Элиза, казалось, отбросила мысли о повседневной жизни. Она словно вдруг открыла для себя, что эта девушка так мало похожа на нее саму: голубые глаза, светлые волосы, хрупкая и сильная одновременно, и серьезность, так мало сочетающаяся с ее юным возрастом. К тому же Паула была более чем серьезна: в ее глазах читалась потребность в неизвестно каком плане, какой надежде.
— Тебе чего-нибудь не хватает? — спросила Элиза.
— Мне столького еще не хватает, — вздохнула в ответ Паула.
— Чего же? Скажи, я здесь, чтобы помогать тебе.
Паула замялась, будто боясь травмировать мать.
— Мне не хватает того, что я не знаю другой жизни, кроме полностью обеспеченной.

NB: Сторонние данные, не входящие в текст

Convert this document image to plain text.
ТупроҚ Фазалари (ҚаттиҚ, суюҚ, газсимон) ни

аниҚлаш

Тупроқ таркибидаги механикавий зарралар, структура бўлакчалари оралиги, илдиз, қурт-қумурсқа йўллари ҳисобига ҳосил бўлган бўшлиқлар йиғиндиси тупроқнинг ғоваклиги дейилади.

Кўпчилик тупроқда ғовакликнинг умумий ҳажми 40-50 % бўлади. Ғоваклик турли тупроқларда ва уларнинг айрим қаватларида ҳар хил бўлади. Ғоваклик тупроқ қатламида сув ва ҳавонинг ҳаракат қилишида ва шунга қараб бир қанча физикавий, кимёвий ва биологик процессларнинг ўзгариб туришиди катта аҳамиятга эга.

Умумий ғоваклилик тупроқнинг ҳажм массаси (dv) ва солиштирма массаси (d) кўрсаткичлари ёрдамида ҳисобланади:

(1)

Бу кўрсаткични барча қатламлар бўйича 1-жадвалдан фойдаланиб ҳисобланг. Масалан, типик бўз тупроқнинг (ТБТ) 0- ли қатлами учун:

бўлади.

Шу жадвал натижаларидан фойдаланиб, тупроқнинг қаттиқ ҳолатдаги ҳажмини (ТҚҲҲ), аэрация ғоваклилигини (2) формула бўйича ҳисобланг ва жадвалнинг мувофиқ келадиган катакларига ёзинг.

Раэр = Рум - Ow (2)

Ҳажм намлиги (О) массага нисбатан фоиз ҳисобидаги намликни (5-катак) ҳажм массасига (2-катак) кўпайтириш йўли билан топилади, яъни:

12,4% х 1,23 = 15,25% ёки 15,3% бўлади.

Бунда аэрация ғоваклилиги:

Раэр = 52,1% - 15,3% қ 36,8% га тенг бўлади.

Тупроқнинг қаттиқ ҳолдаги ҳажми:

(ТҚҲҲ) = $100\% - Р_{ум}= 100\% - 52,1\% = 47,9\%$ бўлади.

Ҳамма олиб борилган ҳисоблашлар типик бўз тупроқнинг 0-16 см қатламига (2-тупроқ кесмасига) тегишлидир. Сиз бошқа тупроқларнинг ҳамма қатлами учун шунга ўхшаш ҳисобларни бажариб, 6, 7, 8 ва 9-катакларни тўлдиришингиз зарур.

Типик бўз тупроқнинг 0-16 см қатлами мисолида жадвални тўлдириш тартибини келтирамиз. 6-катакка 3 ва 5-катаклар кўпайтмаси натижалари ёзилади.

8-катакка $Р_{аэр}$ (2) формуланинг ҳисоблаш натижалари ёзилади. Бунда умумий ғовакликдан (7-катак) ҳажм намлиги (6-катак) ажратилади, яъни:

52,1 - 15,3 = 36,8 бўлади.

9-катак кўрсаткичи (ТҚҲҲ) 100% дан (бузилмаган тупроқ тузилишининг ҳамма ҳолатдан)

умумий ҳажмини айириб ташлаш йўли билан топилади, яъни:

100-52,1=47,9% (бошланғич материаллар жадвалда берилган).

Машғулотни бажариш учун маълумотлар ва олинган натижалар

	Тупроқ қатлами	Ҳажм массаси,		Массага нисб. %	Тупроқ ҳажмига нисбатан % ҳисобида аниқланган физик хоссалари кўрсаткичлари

— И ты при этом хочешь, чтобы я выкупила тебе замок? — возмутилась Элиза.
— Я бы хотела, чтобы ты выкупила не замок, а землю. Если бы там на его месте была хижина, мне она была бы точно так же дорога.
— В финансовом аспекте это не совсем одно и то же.
— Я возмещу тебе эти затраты позднее.
— Из каких средств? Деньгами, которые я даю тебе?
Паула вздохнула и добавила:
— Давай больше не будем говорить об этом.
Элиза хотела взять ее за руку, на Паула резко вырвалась.
— Мне ее тоже очень не хватает, — прошептала Элиза. — С тех пор, как она нашлась, жизнь стала прекрасной. Не думай, что я равнодушна к ней. Но я потому стала еще больше работать, чтобы не чувствовать утраты, ее отсутствия возле себя.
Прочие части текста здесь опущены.